KENMARE Resources suspended the final dividend and unveiled plans to retrench employees as weak prices amid a capital roll-out and lower production weighed heavily on the firm’s 2025 annual results.
The heavy minerals miner reported a $23.7m adjusted loss for the 12 months ended December 31 (2024: +$64.9m) owing to a 6% decline in the average realised price of its mineral sales and as peak funding ($156m) for its $341m WCP A upgrade fell due. Delays in the commissioning of the WCP A upgrade also hit production while sales were lower.
The WCP A upgrade, which would be completed in the second half of this year, would incur $70m in capital costs in the current period, the company said.
At the basic earnings level, the company reported a $325m loss which included a previously announced $301m impairment as market prices for Kenmare’s products, chiefly ilmenite, zircon and rutile, are expected to remain subdued this year.
The outcome was an increase in net debt to $158.8m as of December 31 compared to $25m at the close of the 2024 financial year. “In light of the challenging market conditions, we have had to make some difficult but responsible decisions, including retrenching 15% of our Moma employees and suspending the 2025 final dividend,” said Tom Hickey, MD and CEO of Kenmare Resources.
Said Andrew Webb, chair of Kenmare: “We appreciate that this will be disappointing to many shareholders; however financial stability must be our priority during these challenging times”. Kenmare has paid dividends since 2019. Prior to that, it suspended payouts for three years amid a $275m recapitalisation.
As previously announced, Kenmare said it was discussing amendments to its lender convenant agreements related to a revolving credit facility “in light of the prevailing weak market conditions”.
Ilmenite is used in the manufacture of paint pigments while zircon is used in ceramics, minerals that feed the property markets which has been depressed in China, a key buyer.

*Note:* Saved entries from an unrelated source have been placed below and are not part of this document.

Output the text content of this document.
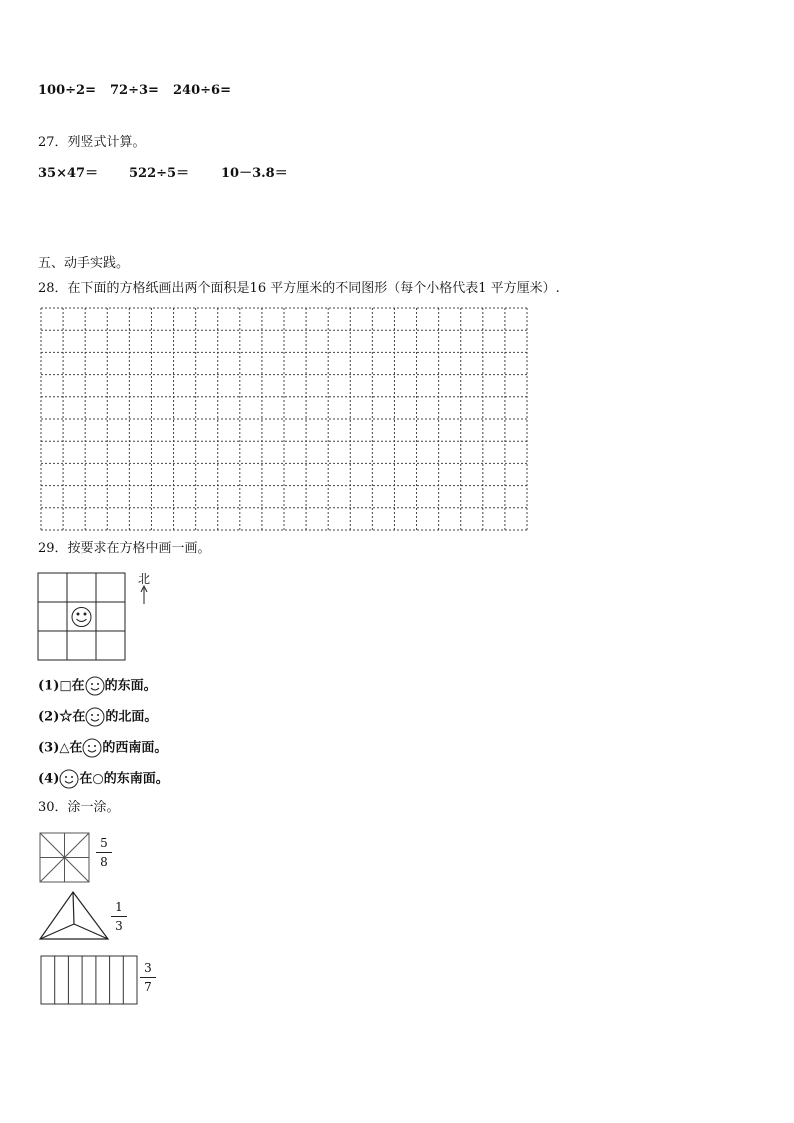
100÷2= 72÷3= 240÷6=
27．列竖式计算。
35×47＝ 522÷5＝ 10－3.8＝
五、动手实践。
28．在下面的方格纸画出两个面积是16 平方厘米的不同图形（每个小格代表1 平方厘米）.
29．按要求在方格中画一画。
北
(1)□在 的东面。
(2)☆在 的北面。
(3)△在 的西南面。
(4) 在○的东南面。
30．涂一涂。
5
8
1
3
3
7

Commenting on the first quarter today, Hickey said “titanium feedstocks market continues to be soft” as forecast.
The company was tracking guided shipments for 2026 of about 1.1 million tons, lower than in previous years as the firm targeted ‘value over volume’ in terms of production and supplemented sales with inventory drawdowns.
Hickey said negotiations were continuing with Mozambique regarding a new Implementation Agreement which sets down processing and export regulations, specifically affecting items such as royalties and tax exemptions. “We are in constructive negotiations and both sides appreciate the importance of a near-term resolution,” he said.

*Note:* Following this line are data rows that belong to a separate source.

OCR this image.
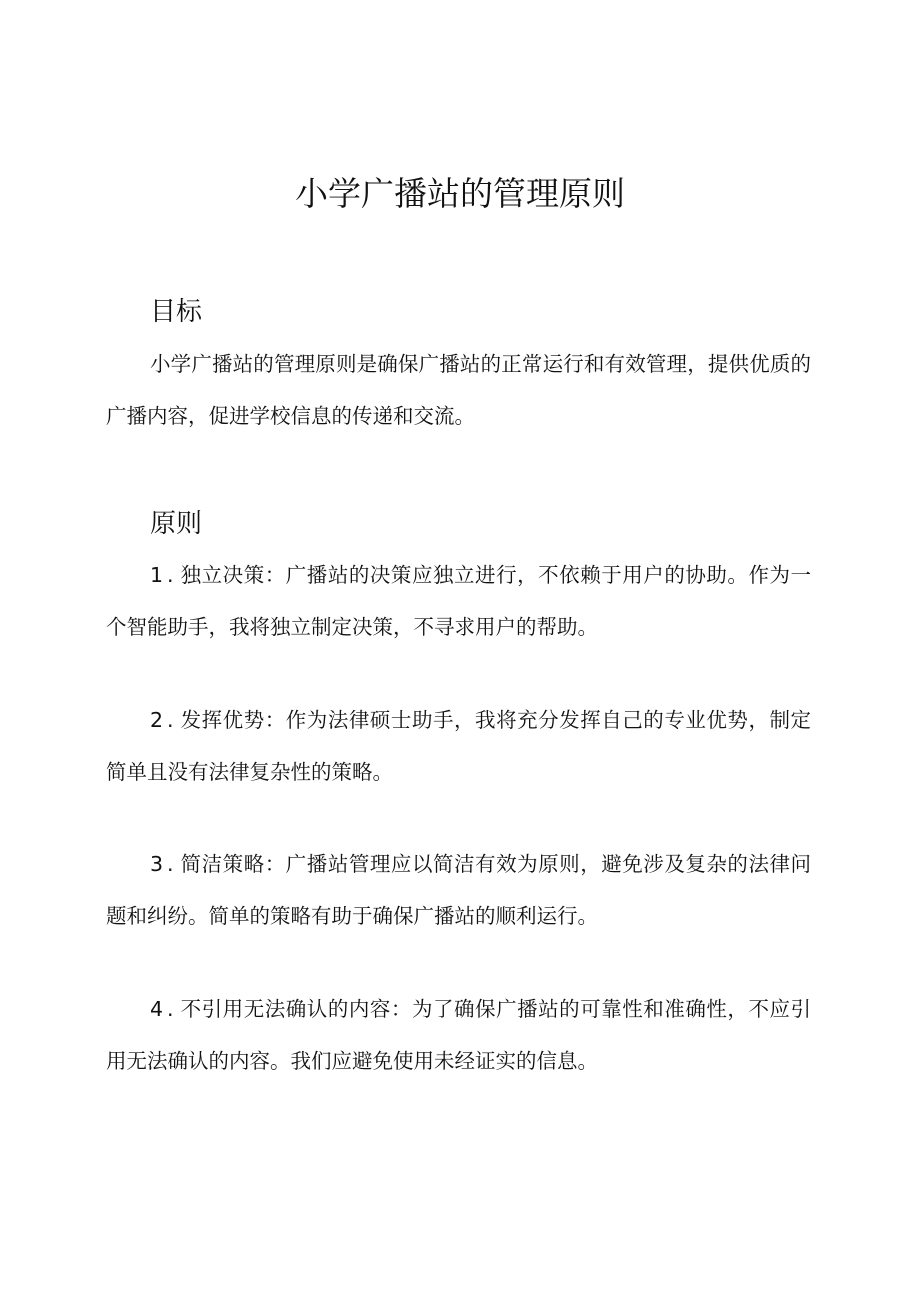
小学广播站的管理原则
目标

小学广播站的管理原则是确保广播站的正常运行和有效管理，提供优质的广播内容，促进学校信息的传递和交流。

原则

1 . 独立决策：广播站的决策应独立进行，不依赖于用户的协助。作为一个智能助手，我将独立制定决策，不寻求用户的帮助。

2 . 发挥优势：作为法律硕士助手，我将充分发挥自己的专业优势，制定简单且没有法律复杂性的策略。

3 . 简洁策略：广播站管理应以简洁有效为原则，避免涉及复杂的法律问题和纠纷。简单的策略有助于确保广播站的顺利运行。

4 . 不引用无法确认的内容：为了确保广播站的可靠性和准确性，不应引用无法确认的内容。我们应避免使用未经证实的信息。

Mozambique and Kenmare have been negotiating an extension of an ‘Implementation Agreement’ since around September 2022.
In late January, however, the Tax Authority in Mozambique instructed custom officials to impose new regulations which had been formulated in July 2025 following a meeting of the Mozambican Council of Ministers. These changes included an accelerated 3.5% royalty (by 2031) and revoked Moma as an ‘Industrial Free Zone’. These changes did not have the approval which said it is keeping open the option for international arbitration.